The Department of Justice weighed in on the controversy surrounding proxy advisory firms, generally praising an SEC move to clamp down on the companies, whose influence over shareholders has roiled corporate boards for years.
In a comment letter posted on the financial regulator’s website, the DOJ focused on a major SEC rule proposed in November that would rein in the power of the firms.
The DOJ said in its letter posted to the public docket earlier this month that it was aware of concerns that “the proxy advisory industry operates as a duopoly,” referring to the two firms that dominate the business: Institutional Shareholder Services and Glass Lewis.
The department also restated complaints from critics of the firms that information the firms provide to shareholders in making their recommendations might not be accurate.

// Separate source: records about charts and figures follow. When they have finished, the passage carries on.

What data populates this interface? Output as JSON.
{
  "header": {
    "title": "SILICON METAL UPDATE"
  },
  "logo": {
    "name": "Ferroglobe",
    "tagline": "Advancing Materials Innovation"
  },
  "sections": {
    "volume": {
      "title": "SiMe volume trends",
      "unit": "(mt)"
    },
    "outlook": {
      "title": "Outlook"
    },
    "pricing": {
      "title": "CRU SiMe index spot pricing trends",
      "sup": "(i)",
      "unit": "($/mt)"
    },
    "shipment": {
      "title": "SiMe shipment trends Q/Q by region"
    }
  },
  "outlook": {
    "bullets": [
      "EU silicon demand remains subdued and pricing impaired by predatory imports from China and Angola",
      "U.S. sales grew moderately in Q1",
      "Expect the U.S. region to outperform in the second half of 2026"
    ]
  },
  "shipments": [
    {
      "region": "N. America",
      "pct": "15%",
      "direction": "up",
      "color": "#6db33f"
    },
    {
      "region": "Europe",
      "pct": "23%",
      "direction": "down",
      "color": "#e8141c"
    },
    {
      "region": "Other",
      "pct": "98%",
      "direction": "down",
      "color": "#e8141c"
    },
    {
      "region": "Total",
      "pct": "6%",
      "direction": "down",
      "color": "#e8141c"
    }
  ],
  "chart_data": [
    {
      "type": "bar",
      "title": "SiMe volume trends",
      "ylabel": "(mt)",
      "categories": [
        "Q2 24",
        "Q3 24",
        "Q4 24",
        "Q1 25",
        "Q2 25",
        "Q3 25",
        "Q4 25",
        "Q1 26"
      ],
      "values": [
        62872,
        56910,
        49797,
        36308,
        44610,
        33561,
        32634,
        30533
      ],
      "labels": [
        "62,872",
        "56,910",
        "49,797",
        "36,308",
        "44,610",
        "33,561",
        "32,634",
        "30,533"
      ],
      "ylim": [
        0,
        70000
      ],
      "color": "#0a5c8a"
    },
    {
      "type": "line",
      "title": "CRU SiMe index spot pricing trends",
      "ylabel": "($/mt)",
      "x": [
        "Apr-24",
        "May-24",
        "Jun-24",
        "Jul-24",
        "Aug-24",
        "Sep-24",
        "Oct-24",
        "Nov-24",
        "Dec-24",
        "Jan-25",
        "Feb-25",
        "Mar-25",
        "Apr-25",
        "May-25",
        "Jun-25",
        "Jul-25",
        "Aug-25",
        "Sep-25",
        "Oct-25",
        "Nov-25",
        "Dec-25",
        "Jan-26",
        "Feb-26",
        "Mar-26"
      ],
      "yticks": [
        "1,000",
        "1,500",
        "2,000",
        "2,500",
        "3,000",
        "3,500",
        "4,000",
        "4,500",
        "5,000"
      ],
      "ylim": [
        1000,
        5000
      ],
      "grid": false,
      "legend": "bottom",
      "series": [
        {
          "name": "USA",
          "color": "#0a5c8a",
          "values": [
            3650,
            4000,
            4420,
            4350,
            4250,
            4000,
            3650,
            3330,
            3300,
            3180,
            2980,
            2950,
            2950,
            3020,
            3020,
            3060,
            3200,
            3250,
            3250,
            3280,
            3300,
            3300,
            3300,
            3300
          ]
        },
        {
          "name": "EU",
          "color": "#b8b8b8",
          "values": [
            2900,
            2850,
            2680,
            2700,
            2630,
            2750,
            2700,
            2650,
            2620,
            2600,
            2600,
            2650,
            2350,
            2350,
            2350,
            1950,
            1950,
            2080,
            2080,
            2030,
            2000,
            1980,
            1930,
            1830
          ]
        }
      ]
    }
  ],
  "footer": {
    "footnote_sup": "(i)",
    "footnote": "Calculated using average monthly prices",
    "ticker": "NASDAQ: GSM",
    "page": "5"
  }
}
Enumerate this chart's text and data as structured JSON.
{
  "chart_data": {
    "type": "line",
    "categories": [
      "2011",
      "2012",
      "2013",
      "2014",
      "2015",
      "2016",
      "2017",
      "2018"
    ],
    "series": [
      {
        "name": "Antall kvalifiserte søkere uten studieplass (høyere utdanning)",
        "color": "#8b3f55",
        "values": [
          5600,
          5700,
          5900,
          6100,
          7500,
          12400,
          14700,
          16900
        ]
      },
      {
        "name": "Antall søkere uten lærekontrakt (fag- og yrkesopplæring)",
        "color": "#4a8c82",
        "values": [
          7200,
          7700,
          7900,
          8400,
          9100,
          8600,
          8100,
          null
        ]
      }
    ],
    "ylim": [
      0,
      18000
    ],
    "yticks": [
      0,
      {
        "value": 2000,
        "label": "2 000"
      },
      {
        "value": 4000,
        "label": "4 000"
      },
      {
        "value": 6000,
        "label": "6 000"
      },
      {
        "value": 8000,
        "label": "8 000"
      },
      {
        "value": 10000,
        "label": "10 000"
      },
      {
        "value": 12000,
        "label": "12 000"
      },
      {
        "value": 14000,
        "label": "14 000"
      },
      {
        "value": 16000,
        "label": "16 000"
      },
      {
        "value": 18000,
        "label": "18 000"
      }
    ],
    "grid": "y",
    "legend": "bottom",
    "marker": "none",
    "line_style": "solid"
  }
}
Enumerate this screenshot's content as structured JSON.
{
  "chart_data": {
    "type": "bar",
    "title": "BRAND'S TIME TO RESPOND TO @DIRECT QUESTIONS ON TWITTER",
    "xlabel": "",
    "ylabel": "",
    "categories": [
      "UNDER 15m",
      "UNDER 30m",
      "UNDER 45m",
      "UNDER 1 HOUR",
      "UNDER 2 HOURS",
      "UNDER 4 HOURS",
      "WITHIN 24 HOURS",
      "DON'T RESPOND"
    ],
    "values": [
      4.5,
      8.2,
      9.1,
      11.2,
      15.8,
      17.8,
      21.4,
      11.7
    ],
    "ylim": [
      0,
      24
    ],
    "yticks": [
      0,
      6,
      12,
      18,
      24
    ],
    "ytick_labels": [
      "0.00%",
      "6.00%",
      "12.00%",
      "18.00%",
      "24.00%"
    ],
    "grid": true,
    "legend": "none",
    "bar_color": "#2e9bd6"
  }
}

“The Department applauds the SEC’s exploration of ways to address these concerns,” the agency said. “Individual investors count on investment managers to vote in accordance with maximizing the value of their portfolios, yet is not clear the advice of the proxy advisory firms is always aligned with this goal today.”
The DOJ also praised the SEC’s move to “improve the transparency of proxy advisory firms’ practices” as well as the accuracy of the information in voting materials.
But the department’s comments on improving accuracy touched on one of the most contentious aspects of the proposal: the SEC’s requirement that advisory firms give companies an advance look at their recommendations to shareholders. Critics of the proposal call that an overly burdensome regulation that unfairly exposes advisory firms to liability.
The DOJ had one note of caution: If the cost of the regulations is too large, it could decrease competition in an industry already dominated by the two large firms.
“The Department would further emphasize that efforts which increase regulatory costs, in particular, should be undertaken with care, because such costs tend to be stable or to increase over time,” the letter reads. However, the DOJ said it was “optimistic” the regulator would “minimize compliance burdens while making proxy advisory services more transparent and accountable.”
The DOJ did not address a related proposal by the SEC that would introduce new limitations to the shareholder proposal submission process.
ISS declined to comment on the DOJ’s letter. Glass Lewis did not immediately respond to a request for comment.